Argentina Rating Cut by Moody’s on Default Risk From Court CaseCamila Russo
Moody’s Investors Service downgraded Argentina’s foreign bonds to seven levels below investment grade, as a U.S. court case with holdout creditors increases the chances the country will default.
The rating on government securities under foreign legislation was cut to Caa1 from B3 while the rating on the country’s local law bonds were affirmed at B3, Moody’s said in an e-mailed statement today. The outlook on both ratings is negative. The Caa1 rating is in line with Cuba, Ecuador and Pakistan.
While the country has the capacity to meet its debt obligations, “the government has repeatedly stated that it would not pay litigating bondholders in full,” Moody’s analysts Gabriel Torres and Bart Jan Sebastian Oosterveld wrote. “Today’s rating action reflects the risk that the final court ruling will result in some delay or loss to restructured foreign-law debt bondholders.”
The U.S. appeals court on Oct. 26 upheld a ruling by District Court Judge Thomas Griesa that Argentina must pay holders of defaulted debt whenever it pays performing bonds. The U.S. appeals court asked Argentina to propose a payment formula by March 29 as part of a review of a ruling ordering the country to pay holdout creditors, including billionaire hedge fund manager Paul Singer, $1.33 billion.
Speculation South America’s second-biggest country will default for the second time in 12 years rose after Argentina said in a Feb. 27 court hearing the nation would halt payments on its restructured debt before giving into holdouts who refused to accept prior renegotiations. Moody’s said that potential liabilities from investors holding defaulted debt could rise to $12 billion.
Argentina defaulted on a record $95 billion in 2001 and offered investors new securities as part of restructurings in 2005 and 2010 at discounts of about 70 percent. Argentina says about 92 percent of investors participated in the debt swaps.

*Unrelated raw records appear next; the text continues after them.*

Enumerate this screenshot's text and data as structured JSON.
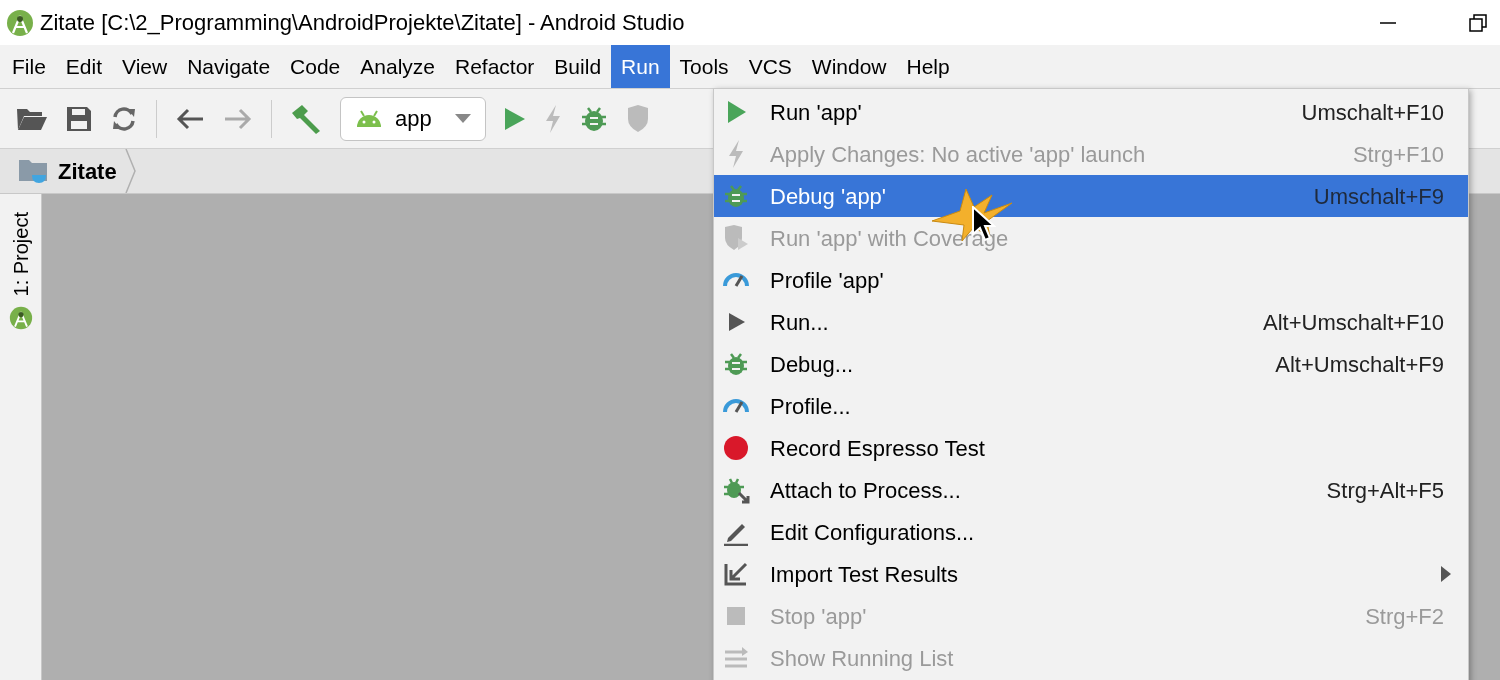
{
  "window": {
    "title": "Zitate [C:\\2_Programming\\AndroidProjekte\\Zitate] - Android Studio"
  },
  "menubar": [
    {
      "label": "File",
      "selected": false
    },
    {
      "label": "Edit",
      "selected": false
    },
    {
      "label": "View",
      "selected": false
    },
    {
      "label": "Navigate",
      "selected": false
    },
    {
      "label": "Code",
      "selected": false
    },
    {
      "label": "Analyze",
      "selected": false
    },
    {
      "label": "Refactor",
      "selected": false
    },
    {
      "label": "Build",
      "selected": false
    },
    {
      "label": "Run",
      "selected": true
    },
    {
      "label": "Tools",
      "selected": false
    },
    {
      "label": "VCS",
      "selected": false
    },
    {
      "label": "Window",
      "selected": false
    },
    {
      "label": "Help",
      "selected": false
    }
  ],
  "toolbar": {
    "config": "app"
  },
  "breadcrumb": [
    "Zitate"
  ],
  "side_tab": {
    "label": "1: Project"
  },
  "run_menu": [
    {
      "kind": "run",
      "label": "Run 'app'",
      "shortcut": "Umschalt+F10",
      "disabled": false,
      "selected": false
    },
    {
      "kind": "apply",
      "label": "Apply Changes: No active 'app' launch",
      "shortcut": "Strg+F10",
      "disabled": true,
      "selected": false
    },
    {
      "kind": "debug",
      "label": "Debug 'app'",
      "shortcut": "Umschalt+F9",
      "disabled": false,
      "selected": true
    },
    {
      "kind": "coverage",
      "label": "Run 'app' with Coverage",
      "disabled": true,
      "selected": false
    },
    {
      "kind": "profile",
      "label": "Profile 'app'",
      "disabled": false,
      "selected": false
    },
    {
      "kind": "runconfig",
      "label": "Run...",
      "shortcut": "Alt+Umschalt+F10",
      "disabled": false,
      "selected": false
    },
    {
      "kind": "debug",
      "label": "Debug...",
      "shortcut": "Alt+Umschalt+F9",
      "disabled": false,
      "selected": false
    },
    {
      "kind": "profile",
      "label": "Profile...",
      "disabled": false,
      "selected": false
    },
    {
      "kind": "record",
      "label": "Record Espresso Test",
      "disabled": false,
      "selected": false
    },
    {
      "kind": "attach",
      "label": "Attach to Process...",
      "shortcut": "Strg+Alt+F5",
      "disabled": false,
      "selected": false
    },
    {
      "kind": "edit",
      "label": "Edit Configurations...",
      "disabled": false,
      "selected": false
    },
    {
      "kind": "import",
      "label": "Import Test Results",
      "disabled": false,
      "selected": false,
      "submenu": true
    },
    {
      "kind": "stop",
      "label": "Stop 'app'",
      "shortcut": "Strg+F2",
      "disabled": true,
      "selected": false
    },
    {
      "kind": "list",
      "label": "Show Running List",
      "disabled": true,
      "selected": false
    }
  ]
}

Phone calls to the Argentine Economy Ministry seeking comment on the downgrade went unanswered. Norma Madeo, a spokeswoman at the ministry, didn’t immediately return an e-mail.
Yields on Argentina’s New York law bonds due 2017 rose 21 basis points to 16.46 percent at 1:39 p.m. New York time. The price fell 0.51 cents to 77.23 cents on the dollar.
The cost to protect Argentine debt against non-payment over the next year using credit-default swaps surged 275 basis points to 6,885, according to data compiled by Bloomberg. That’s the highest in the world and implies a 61 percent chance of default over the next 12 months.
“People get nervous with headlines but nothing has really changed, the conditions in Argentina have been clear for a while,” said Diego Ferro, co-chief investment officer at Greylock Capital Management LLC in a phone interview from New York. “It’s mystifying to me that the rating would be cut to such a low level for something that hasn’t happened yet.”